Best to my taste is the frozen vanilla soufflé layered with currant jam and the crunchy succés ganache, with its creamy, rich chocolate mousse and crisp meringue. The homemade palmiers and almond tuiles cookies are served in a stunning basket with flowers wound round its handle -- every thing cast in sugar -- a twin of the basket Claude left behind at the Palace.
No one questions Claude's artistry. What worries those who love his food and are moved by his seriousness and vulnerability is his erratic performance. This is his chance. A lovely little restaurant…his own…filled, with a hungry claque already joined in celebration. Can he find the pace he heeds?
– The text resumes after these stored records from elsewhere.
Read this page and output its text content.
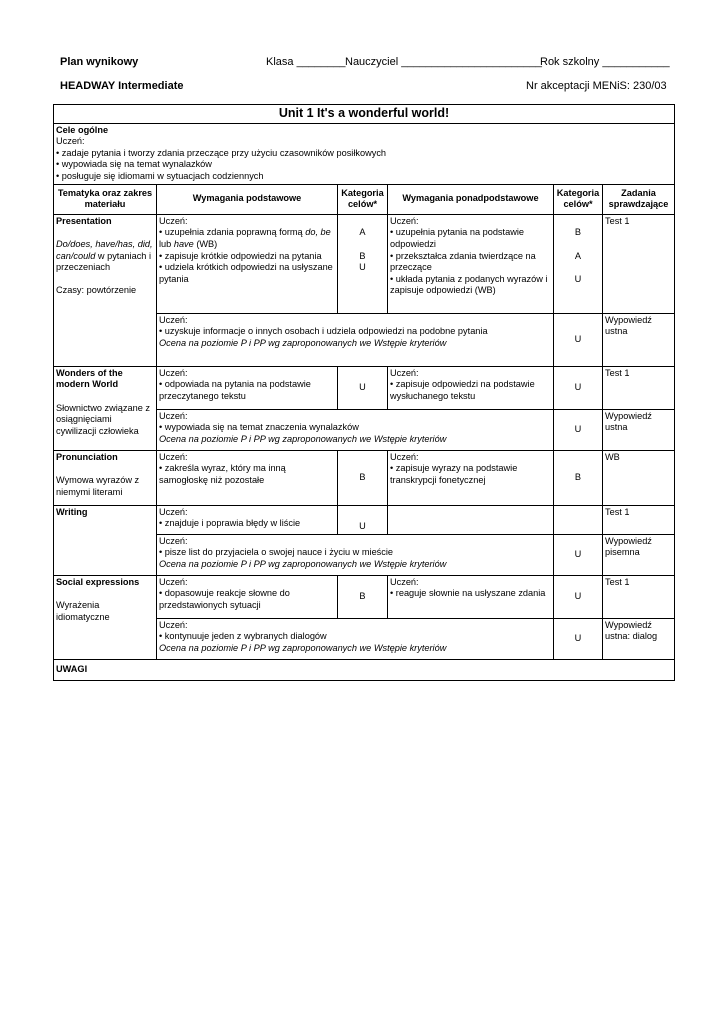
Plan wynikowy	Klasa ________ Nauczyciel _______________________
Rok szkolny ___________
HEADWAY Intermediate	Nr akceptacji MENiS: 230/03
Unit 1 It's a wonderful world!					

Cele ogólne
Uczeń:
• zadaje pytania i tworzy zdania przeczące przy użyciu czasowników posiłkowych
• wypowiada się na temat wynalazków
• posługuje się idiomami w sytuacjach codziennych					

Tematyka oraz zakres materiału	Wymagania podstawowe	Kategoria celów*	Wymagania ponadpodstawowe	Kategoria celów*	Zadania sprawdzające

Presentation
Do/does, have/has, did, can/could w pytaniach i przeczeniach
Czasy: powtórzenie	Uczeń:
• uzupełnia zdania poprawną formą do, be lub have (WB)
• zapisuje krótkie odpowiedzi na pytania
• udziela krótkich odpowiedzi na usłyszane pytania	A
B
U	Uczeń:
• uzupełnia pytania na podstawie odpowiedzi
• przekształca zdania twierdzące na przeczące
• układa pytania z podanych wyrazów i zapisuje odpowiedzi (WB)	B
A
U	Test 1

	Uczeń:
• uzyskuje informacje o innych osobach i udziela odpowiedzi na podobne pytania
Ocena na poziomie P i PP wg zaproponowanych we Wstępie kryteriów			U	Wypowiedź ustna

Wonders of the modern World
Słownictwo związane z osiągnięciami cywilizacji człowieka	Uczeń:
• odpowiada na pytania na podstawie przeczytanego tekstu	U	Uczeń:
• zapisuje odpowiedzi na podstawie wysłuchanego tekstu	U	Test 1

	Uczeń:
• wypowiada się na temat znaczenia wynalazków
Ocena na poziomie P i PP wg zaproponowanych we Wstępie kryteriów			U	Wypowiedź ustna

Pronunciation
Wymowa wyrazów z niemymi literami	Uczeń:
• zakreśla wyraz, który ma inną samogłoskę niż pozostałe	B	Uczeń:
• zapisuje wyrazy na podstawie transkrypcji fonetycznej	B	WB

Writing	Uczeń:
• znajduje i poprawia błędy w liście	U			Test 1

	Uczeń:
• pisze list do przyjaciela o swojej nauce i życiu w mieście
Ocena na poziomie P i PP wg zaproponowanych we Wstępie kryteriów			U	Wypowiedź pisemna

Social expressions
Wyrażenia idiomatyczne	Uczeń:
• dopasowuje reakcje słowne do przedstawionych sytuacji	B	Uczeń:
• reaguje słownie na usłyszane zdania	U	Test 1

	Uczeń:
• kontynuuje jeden z wybranych dialogów
Ocena na poziomie P i PP wg zaproponowanych we Wstępie kryteriów			U	Wypowiedź ustna: dialog
UWAGI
I sip the molten cream of Claude's scallop soup. Inhale its delicate sea scent. Crunch drifting vegetable ribbons. My companion, the Wall Street Voluptuary, is critical. "This is not a soup," he complains, "This is a sauce. It coats the tongue."
I look at him as if he were mad. In matters of sublime excess, we almost always agree. "You fool," I cry. "This is heaven. When it comes to soup, I'll take a cup of sauce any day."
969 Lexington Avenue, near 70th Street.